J. Edgar - Clint Eastwood

Publié le par Patrick Braganti

affiche-copie-5La personnalité complexe de J. Edgar Hoover, mégalomane, ambitieux, manipulateur et castré par une mère ogresse satisfaisant à travers le destin de son fils son propre appétit de réussite et de reconnaissance méritait sans conteste mieux que le film plat, terne, d’un classicisme empesé, sentant la poussière et la naphtaline, que livre aujourd’hui le (trop ?) prolifique Clint Eastwood. Se présentant comme une succession de flash-back dont la principale utilité se limite à prouver le talent des monteurs et des maquilleurs, s’échinant à transformer en momies décaties les comédiens, puisque, par ailleurs, ces incessants et virtuoses allers-retours entre passé et présent n’attestent pas de la moindre évolution, hormis physique, du directeur du FBI, le film fait la part belle aux premières années du mandat de Hoover – qui dura 48 ans et ne connut pas moins de huit présidents. Hoover y est dépeint comme un obsessionnel, un as du classement et, surtout, du fichage, mettant en place les fondations de ce qui allait devenir le FBI.

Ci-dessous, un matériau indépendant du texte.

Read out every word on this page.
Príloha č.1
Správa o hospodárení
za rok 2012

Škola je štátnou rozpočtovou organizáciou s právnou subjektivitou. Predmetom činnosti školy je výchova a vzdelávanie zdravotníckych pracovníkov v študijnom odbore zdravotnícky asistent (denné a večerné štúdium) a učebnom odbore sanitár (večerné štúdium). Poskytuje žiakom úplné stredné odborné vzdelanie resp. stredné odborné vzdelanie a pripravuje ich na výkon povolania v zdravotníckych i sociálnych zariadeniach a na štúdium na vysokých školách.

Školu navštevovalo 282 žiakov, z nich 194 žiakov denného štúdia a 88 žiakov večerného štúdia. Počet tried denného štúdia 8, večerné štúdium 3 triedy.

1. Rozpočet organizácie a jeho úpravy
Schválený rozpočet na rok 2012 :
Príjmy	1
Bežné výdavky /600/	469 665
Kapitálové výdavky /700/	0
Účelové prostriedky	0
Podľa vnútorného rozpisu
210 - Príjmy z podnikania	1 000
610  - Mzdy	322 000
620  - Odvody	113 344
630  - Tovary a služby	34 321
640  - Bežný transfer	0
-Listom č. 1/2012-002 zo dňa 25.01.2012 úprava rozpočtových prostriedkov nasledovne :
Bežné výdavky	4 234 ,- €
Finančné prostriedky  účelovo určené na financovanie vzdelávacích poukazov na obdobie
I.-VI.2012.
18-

Le film s’attarde longtemps sur l’affaire du bébé Lindbergh, qui déboucha sur la promulgation d’une loi faisant du kidnapping un délit et permit conjointement de mettre au point des méthodes scientifiques pour rechercher les coupables (longues digressions sur l’analyse de l’écriture et des entailles faites dans des planches de bois). On passe ensuite directement aux années Kennedy, puis Nixon, en faisant l’impasse sur l’action du FBI et de son directeur pendant la Seconde Guerre mondiale avant d’entamer une dernière demi-heure resserrée sur Hoover et son adjoint Clyde Tolson, au sujet desquels la rumeur a colporté que leurs relations débordaient largement du cadre professionnel. Autrement dit, Hoover aurait été homosexuel, une option que le réalisateur de Mystic River reprend ici à son compte, faisant de l’homme un refoulé, inapte à assumer ses penchants, tyrannisé par une mère soupçonneuse lui jetant en pleine figure qu’elle préférerait un fils mort plutôt qu’un fils de la jaquette. Dès lors, le besoin irrépressible de Hoover à collecter des informations sur la vie privée des autres, de l’épouse de Roosevelt à Martin Luther King, en passant par les stars hollywoodiennes, ne cachait-il pas celui plus secret et obscur de détourner l’attention sur sa propre existence privée ? On apprend à la toute fin du film que Hoover n’hésitait pas à réécrire sa vie, à se donner le beau rôle lors d’affaires retentissantes (l’arrestation du meurtrier de l’enfant Lindbergh, l’assassinat de Dillinger) et on aurait aimé que la mythomanie de l’homme soit davantage abordée. Plus largement, on aurait apprécie qu’Eastwood fouille l’âme tourmentée de son héros, et qu’il passe ainsi moins de temps à mettre en scène des séquences répétitives sans réel intérêt.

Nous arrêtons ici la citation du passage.